Formula: Shrop Ratio = ( Portfolio Returns - Risk-Free Rate ) / Portfolio Dollar Weighted Average Probability of Default
Similar to the more popular Sharpe Ratio, the Shrop Ratio instead uses the highly accurate Probability of Default Neural Network model to quantify portfolio risk in the denominator rather than the Sharpe Ratio's typical method of using the standard deviation of historical portfolio returns to quantify volatility. This figure is simply used to compare loans side-by-side on a risk-adjusted return basis, under the assumption that my Probability of Default Neural Network is more indicative of risk than historical standard deviation could possibly be.
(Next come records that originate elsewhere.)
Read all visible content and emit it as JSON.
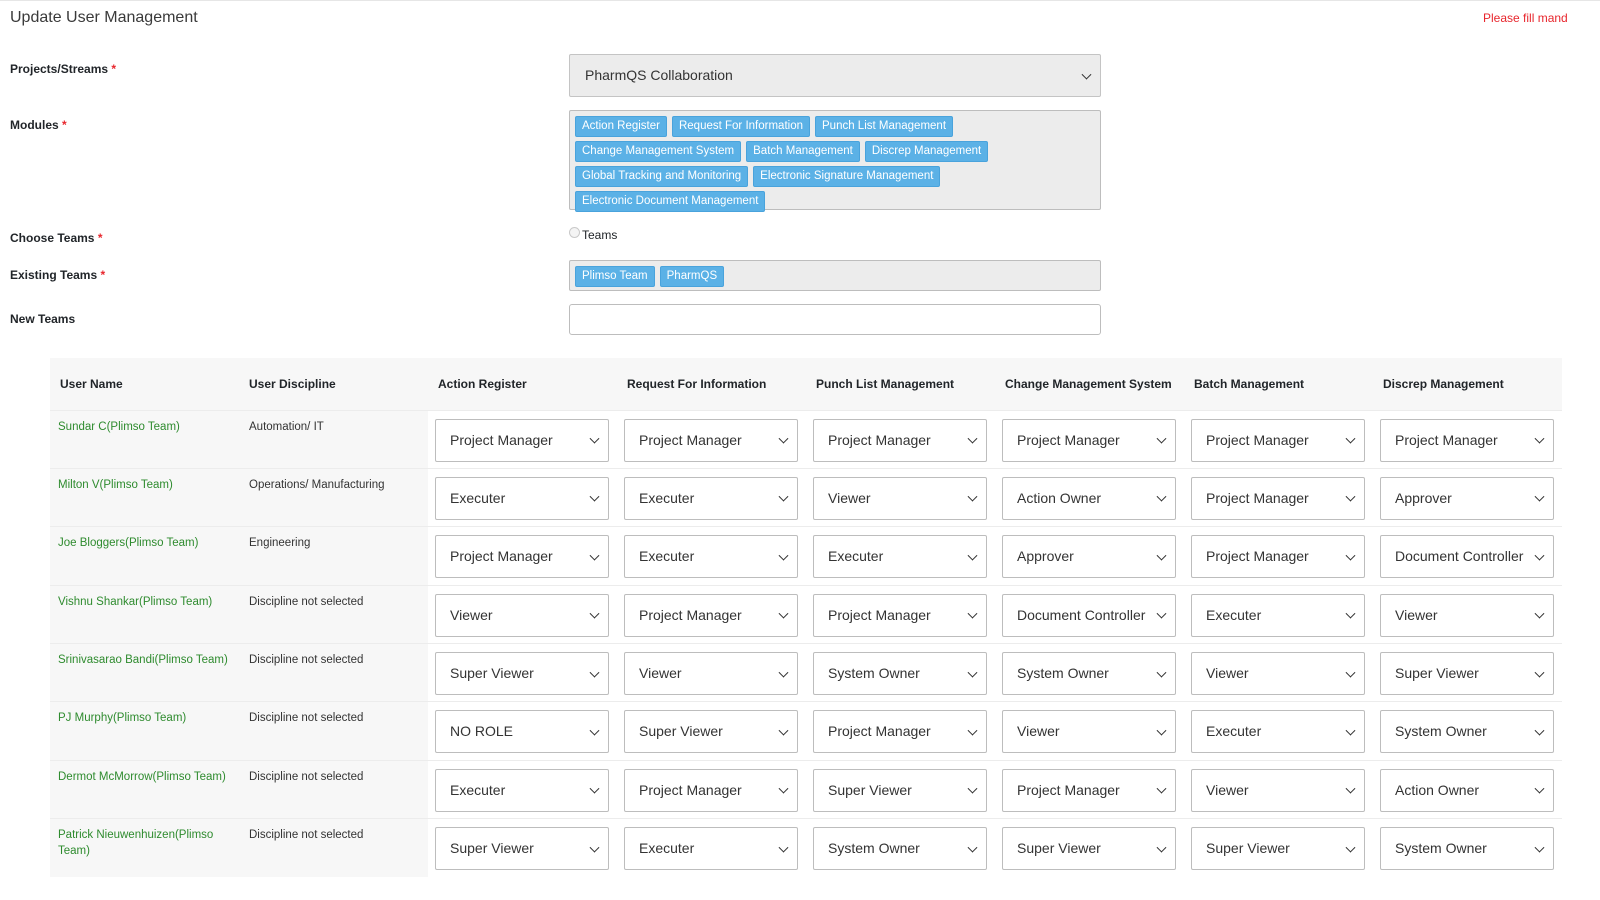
{
  "page": {
    "title": "Update User Management",
    "warning": "Please fill mand"
  },
  "form": {
    "projects_label": "Projects/Streams",
    "projects_value": "PharmQS Collaboration",
    "modules_label": "Modules",
    "modules": [
      "Action Register",
      "Request For Information",
      "Punch List Management",
      "Change Management System",
      "Batch Management",
      "Discrep Management",
      "Global Tracking and Monitoring",
      "Electronic Signature Management",
      "Electronic Document Management"
    ],
    "choose_teams_label": "Choose Teams",
    "teams_radio_label": "Teams",
    "existing_teams_label": "Existing Teams",
    "existing_teams": [
      "Plimso Team",
      "PharmQS"
    ],
    "new_teams_label": "New Teams",
    "new_teams_value": "",
    "required_mark": "*"
  },
  "table": {
    "headers": [
      "User Name",
      "User Discipline",
      "Action Register",
      "Request For Information",
      "Punch List Management",
      "Change Management System",
      "Batch Management",
      "Discrep Management"
    ],
    "rows": [
      {
        "name": "Sundar C(Plimso Team)",
        "discipline": "Automation/ IT",
        "roles": [
          "Project Manager",
          "Project Manager",
          "Project Manager",
          "Project Manager",
          "Project Manager",
          "Project Manager"
        ]
      },
      {
        "name": "Milton V(Plimso Team)",
        "discipline": "Operations/ Manufacturing",
        "roles": [
          "Executer",
          "Executer",
          "Viewer",
          "Action Owner",
          "Project Manager",
          "Approver"
        ]
      },
      {
        "name": "Joe Bloggers(Plimso Team)",
        "discipline": "Engineering",
        "roles": [
          "Project Manager",
          "Executer",
          "Executer",
          "Approver",
          "Project Manager",
          "Document Controller"
        ]
      },
      {
        "name": "Vishnu Shankar(Plimso Team)",
        "discipline": "Discipline not selected",
        "roles": [
          "Viewer",
          "Project Manager",
          "Project Manager",
          "Document Controller",
          "Executer",
          "Viewer"
        ]
      },
      {
        "name": "Srinivasarao Bandi(Plimso Team)",
        "discipline": "Discipline not selected",
        "roles": [
          "Super Viewer",
          "Viewer",
          "System Owner",
          "System Owner",
          "Viewer",
          "Super Viewer"
        ]
      },
      {
        "name": "PJ Murphy(Plimso Team)",
        "discipline": "Discipline not selected",
        "roles": [
          "NO ROLE",
          "Super Viewer",
          "Project Manager",
          "Viewer",
          "Executer",
          "System Owner"
        ]
      },
      {
        "name": "Dermot McMorrow(Plimso Team)",
        "discipline": "Discipline not selected",
        "roles": [
          "Executer",
          "Project Manager",
          "Super Viewer",
          "Project Manager",
          "Viewer",
          "Action Owner"
        ]
      },
      {
        "name": "Patrick Nieuwenhuizen(Plimso Team)",
        "discipline": "Discipline not selected",
        "roles": [
          "Super Viewer",
          "Executer",
          "System Owner",
          "Super Viewer",
          "Super Viewer",
          "System Owner"
        ]
      }
    ]
  },
  "colors": {
    "tag_bg": "#5bb1e6",
    "user_name": "#2e8b2e",
    "required": "#e8262d"
  }
}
The higher the Shrop Ratio number, the better the investment according to my process and models.

Personal Implementation
Next Steps Upon Downloading the Recommendation CSV:

Use Loan IDs in the downloaded CSV to guide your investments on LendingClub.com!
Click Path: Click Here > Login (or Create Account) > Invest > Manual Investing > More Filters > Filter by Loan ID > Add $

Optimal Diversification:

There are often less than 100 available investments at any given time on LendingClub.com, though an optimized loan portfolio should contain at least 100 different loans to adequately reduce lack of diversification risk
From LendingClub: Accounts with fewer than 100 total Notes have been much more likely to see negative returns

Future App Work - User Stories

As a user, I want to know if the app recommendations will make me more money than the off-the-shelf LendingClub/Prosper recommendations.
As a user, I want all new listings to be featured in the recommendation set so that my investment decision is based on recent updates.
As a user, I want to be able to filter by loan purpose so that I can curate a mission-driven loan set.
As a user, I want to visually see how the each set (1. filtered out set, 2. filtered in set, 3. recommendation set, 4. all listed loans) is diversified across loan purposes, LC/Prosper Risk Grades, Payment Period End Dates, Weighted Average Time Elapsed/Time Left, Weighted Average Probability of Loan Default, Credit Scores, Occupations, Interest Rates, Weighted Average/Effective Interest Rate.
As a power user/data scientist/developer, I want see a python code output that I can use to execute my own orders based off of the recommendation set to reduce manual allocation time.
As a user, I want to compare how the LendingClub/Prosper Marketplace quotes interest rates over time vs. the federal funds rates over time to see how they correlate and how P2P lending depends on the central bank/greater economy.